A lazy evaluation of F# Seq.groupBy for sorted sequences
In doing some recent work with Hadoop I needed to process a sequence which was grouped by a projected key. Whereas the Seq.groupBy can perform this operation, the Seq.groupBy function makes no assumption on the ordering of the original sequence. As a consequence the resulting sequence is not lazily evaluated, and is thus not suitable for the possible large sequences one needs to process when running Hadoop MapReduce jobs. Thus I had to create a lazily evaluated sequence based on a projected key.
To achieve this the processing has to be state dependant to handle the transition from one key value to the next. The input data is processed in such a fashion that any change in key value causes a transition to the next sequence. The state persistence is needed to track the key change, and to ensure the first yield of the new sequence is the value that caused this transition; transition values are not lost.
In writing the new Seq grouping extensions I wanted to provide the following prototypes:
groupByOrdered : ('T -> 'Key) –> seq<'T> –> seq<'Key * seq<'T>>
groupByOrderedWith : ('T –> ('Key * ‘Value)) –> seq<'T> –> seq<'Key * seq<'Value>>
The groupByOrdered function provides the same prototype as the Seq.groupBy function. The groupByOrderedWith function provides a means for modifying the type of the returned sequence values. This extension was useful in the Hadoop MapReduce processing.
A full implementation of the code is as follows:
module Seq =
// Returns the type seq<'Key * seq<'Value>>
let groupByOrderedWith (projection:('T -> ('Key * 'Value))) (source:seq<'T>) =
let lastInput = ref None
let continueDo = ref false
let comparer = ComparisonIdentity.Structural<'Key>
let enumerator = source.GetEnumerator()
let getInput() =
let found = enumerator.MoveNext()
if found then
let value = enumerator.Current
Some(projection value)
else
None
let inputsByKey (key:'Key) (firstValue:'Value) = seq {
// Yield any value from previous read
yield firstValue
continueDo := true
while !continueDo do
match getInput() with
| Some(input) when comparer.Compare(fst input, key) = 0 ->
// Yield found value and remainder of sequence
yield (snd input)
| Some(input) ->
// Have a value but different key
lastInput := Some(input)
continueDo := false
| None ->
// Have no more entries
lastInput := None
continueDo := false
}
let rec processInput (input:('Key * 'Value) option) = seq {
if input.IsSome then
let key = fst input.Value
let value = snd input.Value
yield (key, inputsByKey key value)
yield! processInput (lastInput.contents)
}
processInput (getInput())
// Returns the type seq<'Key * seq<'T>>
let groupByOrdered (projection:('T -> 'Key)) (source:seq<'T>) =
groupByOrderedWith (fun value -> (projection value, value)) source
So why write this code?
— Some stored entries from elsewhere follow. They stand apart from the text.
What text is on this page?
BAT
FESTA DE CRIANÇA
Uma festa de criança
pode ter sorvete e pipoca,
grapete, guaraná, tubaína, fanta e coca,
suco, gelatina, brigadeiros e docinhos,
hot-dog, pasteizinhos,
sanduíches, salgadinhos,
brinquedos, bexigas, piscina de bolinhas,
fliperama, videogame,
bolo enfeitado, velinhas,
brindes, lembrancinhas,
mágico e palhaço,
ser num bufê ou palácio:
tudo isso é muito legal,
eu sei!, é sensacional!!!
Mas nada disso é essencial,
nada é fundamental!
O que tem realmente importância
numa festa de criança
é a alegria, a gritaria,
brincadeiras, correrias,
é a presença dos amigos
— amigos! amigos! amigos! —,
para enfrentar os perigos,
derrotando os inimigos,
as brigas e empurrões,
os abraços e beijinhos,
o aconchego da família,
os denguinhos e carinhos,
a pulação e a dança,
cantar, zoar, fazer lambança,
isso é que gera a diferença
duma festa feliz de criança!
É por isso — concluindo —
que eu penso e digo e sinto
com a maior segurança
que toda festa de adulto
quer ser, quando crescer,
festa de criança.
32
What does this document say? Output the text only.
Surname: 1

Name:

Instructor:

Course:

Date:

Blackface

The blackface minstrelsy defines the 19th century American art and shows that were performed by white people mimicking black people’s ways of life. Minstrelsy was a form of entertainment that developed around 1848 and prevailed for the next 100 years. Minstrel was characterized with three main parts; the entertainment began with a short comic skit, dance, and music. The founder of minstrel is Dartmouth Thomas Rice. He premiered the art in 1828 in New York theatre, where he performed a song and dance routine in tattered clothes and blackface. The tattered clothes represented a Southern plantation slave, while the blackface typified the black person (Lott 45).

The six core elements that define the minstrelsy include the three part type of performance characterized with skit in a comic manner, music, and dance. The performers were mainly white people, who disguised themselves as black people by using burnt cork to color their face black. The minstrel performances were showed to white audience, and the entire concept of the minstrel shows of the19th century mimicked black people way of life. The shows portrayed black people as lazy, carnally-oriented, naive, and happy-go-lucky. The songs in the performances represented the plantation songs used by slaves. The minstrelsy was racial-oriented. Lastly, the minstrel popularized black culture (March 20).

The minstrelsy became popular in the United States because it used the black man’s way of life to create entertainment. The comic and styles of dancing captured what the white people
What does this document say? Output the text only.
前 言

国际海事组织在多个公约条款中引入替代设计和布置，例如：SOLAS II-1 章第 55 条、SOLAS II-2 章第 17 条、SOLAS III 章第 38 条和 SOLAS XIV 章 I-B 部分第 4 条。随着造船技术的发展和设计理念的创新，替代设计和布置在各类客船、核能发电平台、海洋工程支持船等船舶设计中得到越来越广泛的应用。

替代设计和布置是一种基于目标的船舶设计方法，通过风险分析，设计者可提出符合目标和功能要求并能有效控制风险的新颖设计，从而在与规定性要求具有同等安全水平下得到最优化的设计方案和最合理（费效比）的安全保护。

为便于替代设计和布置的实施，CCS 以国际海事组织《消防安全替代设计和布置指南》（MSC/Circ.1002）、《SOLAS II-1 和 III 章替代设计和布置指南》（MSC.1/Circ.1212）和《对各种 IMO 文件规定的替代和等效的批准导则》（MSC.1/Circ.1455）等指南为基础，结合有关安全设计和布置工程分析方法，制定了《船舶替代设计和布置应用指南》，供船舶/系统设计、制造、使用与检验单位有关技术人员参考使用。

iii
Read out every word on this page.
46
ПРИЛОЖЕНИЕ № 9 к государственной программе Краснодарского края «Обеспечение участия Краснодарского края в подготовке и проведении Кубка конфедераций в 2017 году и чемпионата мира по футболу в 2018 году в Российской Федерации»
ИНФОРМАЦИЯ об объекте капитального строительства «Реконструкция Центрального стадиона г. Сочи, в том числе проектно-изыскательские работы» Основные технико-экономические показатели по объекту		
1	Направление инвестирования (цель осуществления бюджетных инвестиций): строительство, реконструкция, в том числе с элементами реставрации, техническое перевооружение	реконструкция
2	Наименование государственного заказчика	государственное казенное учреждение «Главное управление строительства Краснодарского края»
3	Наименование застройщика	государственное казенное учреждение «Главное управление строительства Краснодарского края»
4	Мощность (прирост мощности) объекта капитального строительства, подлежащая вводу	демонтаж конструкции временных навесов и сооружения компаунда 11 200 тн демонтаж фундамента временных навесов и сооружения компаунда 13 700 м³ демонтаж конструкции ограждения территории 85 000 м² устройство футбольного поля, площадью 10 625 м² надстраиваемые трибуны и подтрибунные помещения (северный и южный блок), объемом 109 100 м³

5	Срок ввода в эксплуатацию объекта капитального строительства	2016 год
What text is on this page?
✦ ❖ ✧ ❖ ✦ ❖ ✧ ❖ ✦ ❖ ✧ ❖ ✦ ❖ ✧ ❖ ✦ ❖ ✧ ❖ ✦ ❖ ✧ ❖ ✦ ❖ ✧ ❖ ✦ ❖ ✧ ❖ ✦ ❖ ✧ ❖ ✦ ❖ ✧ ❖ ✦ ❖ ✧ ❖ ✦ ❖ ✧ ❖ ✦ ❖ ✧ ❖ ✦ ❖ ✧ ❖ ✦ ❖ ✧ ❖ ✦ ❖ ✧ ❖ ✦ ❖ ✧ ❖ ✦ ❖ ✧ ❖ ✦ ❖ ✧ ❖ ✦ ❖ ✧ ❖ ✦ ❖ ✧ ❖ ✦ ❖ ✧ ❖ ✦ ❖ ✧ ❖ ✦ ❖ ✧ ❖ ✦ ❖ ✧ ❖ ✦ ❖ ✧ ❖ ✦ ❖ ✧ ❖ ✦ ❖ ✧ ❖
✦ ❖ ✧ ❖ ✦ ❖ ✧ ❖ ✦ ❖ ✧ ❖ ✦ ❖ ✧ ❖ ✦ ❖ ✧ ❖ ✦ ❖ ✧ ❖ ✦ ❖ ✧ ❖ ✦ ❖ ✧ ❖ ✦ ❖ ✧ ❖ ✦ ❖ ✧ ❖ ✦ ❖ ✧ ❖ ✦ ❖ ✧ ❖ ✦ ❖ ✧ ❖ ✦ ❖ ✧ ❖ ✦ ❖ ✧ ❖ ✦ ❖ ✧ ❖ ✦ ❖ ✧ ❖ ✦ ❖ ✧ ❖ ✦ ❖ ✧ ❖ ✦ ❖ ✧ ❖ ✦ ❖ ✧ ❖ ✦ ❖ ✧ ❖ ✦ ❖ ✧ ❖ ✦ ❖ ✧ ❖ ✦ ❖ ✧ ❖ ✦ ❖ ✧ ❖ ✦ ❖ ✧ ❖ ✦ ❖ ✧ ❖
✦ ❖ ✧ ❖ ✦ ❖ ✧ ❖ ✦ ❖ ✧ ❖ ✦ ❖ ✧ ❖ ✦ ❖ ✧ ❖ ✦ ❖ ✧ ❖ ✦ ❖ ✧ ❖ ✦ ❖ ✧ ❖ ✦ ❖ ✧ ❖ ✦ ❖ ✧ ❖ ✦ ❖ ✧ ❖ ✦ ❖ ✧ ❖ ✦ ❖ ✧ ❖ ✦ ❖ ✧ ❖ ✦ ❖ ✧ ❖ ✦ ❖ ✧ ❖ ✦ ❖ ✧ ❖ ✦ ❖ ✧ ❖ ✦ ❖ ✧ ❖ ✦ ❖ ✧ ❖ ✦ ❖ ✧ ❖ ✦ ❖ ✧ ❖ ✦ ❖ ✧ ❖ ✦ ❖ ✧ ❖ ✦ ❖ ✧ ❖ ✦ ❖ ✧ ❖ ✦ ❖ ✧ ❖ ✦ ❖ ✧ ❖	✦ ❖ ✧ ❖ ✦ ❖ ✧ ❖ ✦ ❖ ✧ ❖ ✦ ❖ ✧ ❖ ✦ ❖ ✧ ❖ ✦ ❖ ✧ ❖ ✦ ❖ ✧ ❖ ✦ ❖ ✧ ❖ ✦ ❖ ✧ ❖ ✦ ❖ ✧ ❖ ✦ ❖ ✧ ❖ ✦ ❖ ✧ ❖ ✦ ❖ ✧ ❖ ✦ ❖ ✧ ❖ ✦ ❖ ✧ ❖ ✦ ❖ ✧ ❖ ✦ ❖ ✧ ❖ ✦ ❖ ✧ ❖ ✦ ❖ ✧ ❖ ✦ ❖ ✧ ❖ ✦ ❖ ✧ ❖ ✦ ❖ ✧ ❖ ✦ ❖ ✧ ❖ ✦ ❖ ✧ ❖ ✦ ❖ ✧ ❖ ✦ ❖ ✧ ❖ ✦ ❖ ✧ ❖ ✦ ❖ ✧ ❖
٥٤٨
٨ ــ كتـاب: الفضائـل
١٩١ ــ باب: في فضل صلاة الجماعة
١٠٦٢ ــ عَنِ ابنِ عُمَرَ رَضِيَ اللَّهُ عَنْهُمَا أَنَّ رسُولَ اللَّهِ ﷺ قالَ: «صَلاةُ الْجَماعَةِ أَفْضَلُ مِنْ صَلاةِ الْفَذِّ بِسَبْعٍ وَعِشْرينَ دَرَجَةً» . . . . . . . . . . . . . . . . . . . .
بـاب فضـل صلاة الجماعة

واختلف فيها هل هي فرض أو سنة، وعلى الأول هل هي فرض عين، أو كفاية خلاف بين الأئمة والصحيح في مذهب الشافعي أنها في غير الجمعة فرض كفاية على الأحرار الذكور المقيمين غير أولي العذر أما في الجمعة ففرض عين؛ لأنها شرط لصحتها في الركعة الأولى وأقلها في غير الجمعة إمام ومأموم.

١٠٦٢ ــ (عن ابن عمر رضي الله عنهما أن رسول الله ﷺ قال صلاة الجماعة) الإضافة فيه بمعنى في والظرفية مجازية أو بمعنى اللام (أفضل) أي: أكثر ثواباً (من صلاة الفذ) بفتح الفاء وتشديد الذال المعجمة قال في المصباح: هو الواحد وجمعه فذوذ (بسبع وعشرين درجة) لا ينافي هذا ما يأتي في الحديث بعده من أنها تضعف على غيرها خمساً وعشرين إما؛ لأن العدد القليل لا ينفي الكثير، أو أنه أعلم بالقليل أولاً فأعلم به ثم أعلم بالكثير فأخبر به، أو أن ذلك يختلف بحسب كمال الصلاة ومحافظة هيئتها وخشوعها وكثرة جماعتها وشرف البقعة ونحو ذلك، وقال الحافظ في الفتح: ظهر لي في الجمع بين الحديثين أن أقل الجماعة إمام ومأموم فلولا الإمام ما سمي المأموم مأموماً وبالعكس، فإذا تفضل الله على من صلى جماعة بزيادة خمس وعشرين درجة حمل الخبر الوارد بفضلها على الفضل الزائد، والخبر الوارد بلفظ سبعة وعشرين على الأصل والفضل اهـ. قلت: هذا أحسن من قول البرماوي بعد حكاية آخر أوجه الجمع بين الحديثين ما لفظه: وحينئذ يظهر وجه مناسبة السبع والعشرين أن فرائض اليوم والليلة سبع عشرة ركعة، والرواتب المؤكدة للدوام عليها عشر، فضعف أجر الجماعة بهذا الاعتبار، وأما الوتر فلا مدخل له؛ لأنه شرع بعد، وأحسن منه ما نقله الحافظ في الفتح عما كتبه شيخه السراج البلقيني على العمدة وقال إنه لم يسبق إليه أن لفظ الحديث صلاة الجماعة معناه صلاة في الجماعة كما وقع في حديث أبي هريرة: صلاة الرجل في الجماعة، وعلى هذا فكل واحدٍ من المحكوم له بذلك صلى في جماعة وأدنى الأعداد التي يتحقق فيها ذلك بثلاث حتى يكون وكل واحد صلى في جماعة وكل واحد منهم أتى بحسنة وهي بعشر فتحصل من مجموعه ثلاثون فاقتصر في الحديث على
If one does have to perform a Seq.groupBy of a large ordered sequence one can now group a tuple, ready for processing, with the following code:
let groupedSequence = Seq.groupByOrderedWith (fun value -> (fst value, snd value)) mySequence
Hopefully you will agree this code is simple to use. However a word of warning is warranted. These extensions should only be utilized if one knows the input data is sorted.
A final word on the use of the while statement. Whereas the inner sequence could be generated with a recursive function there is an issue with me using the match..when statement. The use of this statement means the function would not be guaranteed to be tail recursive, hence the rational in using a while loop instead.
Enjoy and Happy New Year.